SM: Yes, indeed. The project will be built on the foundations of St. Petri Church, a 19th-century building that was demolished by the East German government in 1964. The first church on that site was built in 1230, it was the first documented site in the city of Berlin, so it was a central and historically important site. As mentioned before, the Protestant community to whom the property was to be returned after reunification decided to involve the other two communities. Together, they conceived an inter-religious house for the three Abrahamic religions. Our idea, which was chosen for this unusual project through an architectural competition, starts precisely from this context: the outline of the new building follows the old foundations that are still on the site and on which it stands ideally but also physically.
What does it mean for a designer to build a place of worship?
WK: I don't think there is a precise answer. In this specific case, the decision to build on the foundations is linked to the idea that a place of worship located in this specific area will have to establish a relationship with the previous place of worship – the very first medieval church in the city. The project involves not only a church but also a space that brings together three religions, which means that dialogue has to be established through space. In our opinion, the relationship space we have designed – the space in the middle of the structure, which brings together synagogue, church, and mosque as if they were buildings around a city square – becomes decisive. This concept makes the interior of the building an urban place. From the outset we designed a solid masonry building identical inside and out, making the interior walls of the exposed brick facades the same as the exterior. This principle of authentic, bare masonry can also be found in the three places of worship, which differ from each other in the dramaturgy of natural light, which varies from mosque to synagogue to church, creating three different environments.
What was the criterion for designing House of One?

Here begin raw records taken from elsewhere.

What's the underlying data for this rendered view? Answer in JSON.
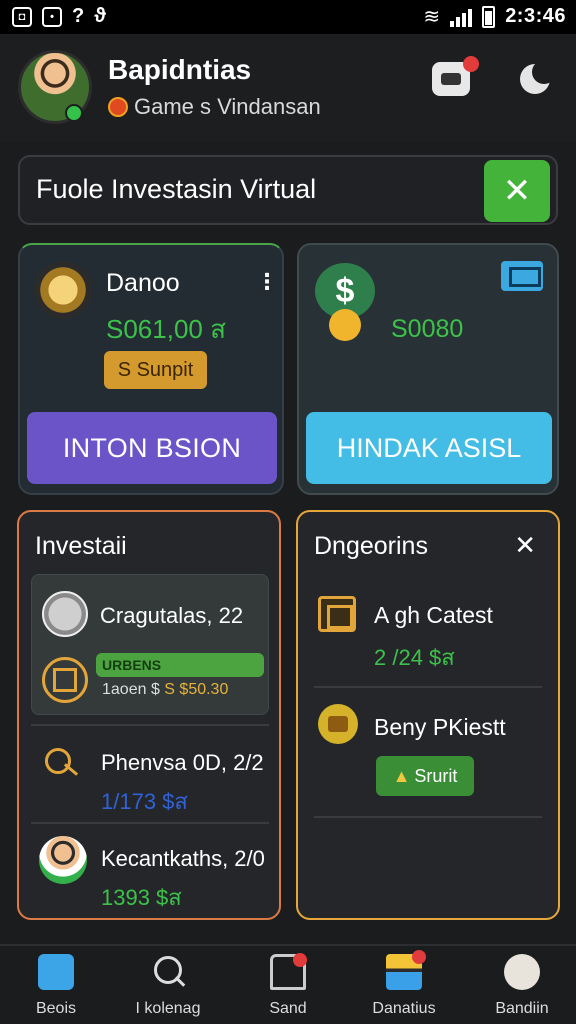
{
  "status_bar": {
    "time": "2:3:46"
  },
  "header": {
    "user_name": "Bapidntias",
    "user_subtitle": "Game s Vindansan"
  },
  "title_bar": {
    "title": "Fuole Investasin Virtual"
  },
  "card_a": {
    "name": "Danoo",
    "amount": "S061,00 ส",
    "badge": "S Sunpit",
    "button": "INTON BSION"
  },
  "card_b": {
    "amount": "S0080",
    "button": "HINDAK ASISL"
  },
  "panel_left": {
    "title": "Investaii",
    "rows": [
      {
        "name": "Cragutalas, 22",
        "bar_label": "URBENS",
        "detail_a": "1aoen $",
        "detail_b": "S $50.30"
      },
      {
        "name": "Phenvsa 0D, 2/2",
        "amount": "1/173 $ส"
      },
      {
        "name": "Kecantkaths, 2/0",
        "amount": "1393 $ส"
      }
    ]
  },
  "panel_right": {
    "title": "Dngeorins",
    "rows": [
      {
        "name": "A gh Catest",
        "amount": "2 /24 $ส"
      },
      {
        "name": "Beny PKiestt",
        "button": "Srurit"
      }
    ]
  },
  "nav": [
    {
      "label": "Beois"
    },
    {
      "label": "I kolenag"
    },
    {
      "label": "Sand"
    },
    {
      "label": "Danatius"
    },
    {
      "label": "Bandiin"
    }
  ]
}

SM: The sequence of spaces follows the principle of multiplicity in one unit, and at the same time heterogeneity in one building. The rituals are different and not mixed, but the building is built with the aim of being universal. For us designers, it is interesting to render this intercultural and universal perspective in terms of construction. We also see the task of architecture in this tension between the specific and the generic. The concept on which the House of One is based is dialogue, and to start a dialogue, a debate, you need to know the other person and their way of thinking. As well as becoming a place of worship, this project is also creating an educational centre for everyone, especially agnostics and laypeople.

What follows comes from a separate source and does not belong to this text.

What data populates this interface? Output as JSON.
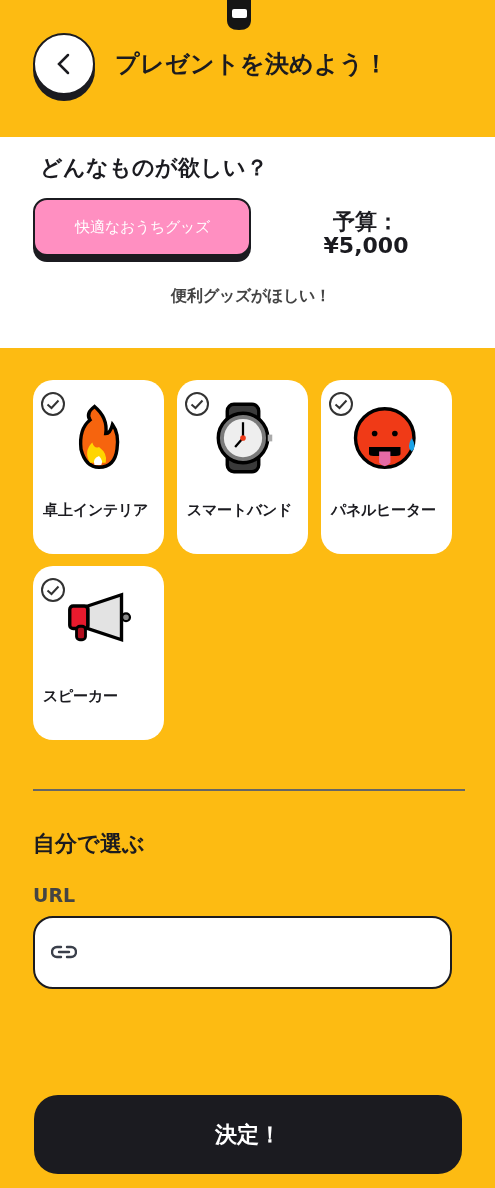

The building has been financed, and work will start soon; what are the timeframes and expectations for such an ambitious project that goes way beyond architecture?
JK: The construction site started in May 2021, and will last at least two years. We hope it will become an exportable model of dialogue between communities in a dimension of diversity, where different identities come into contact with each other, in a space that preserves their peculiarities but at the same time brings them together. It is precisely around this idea that The House of One has been designed.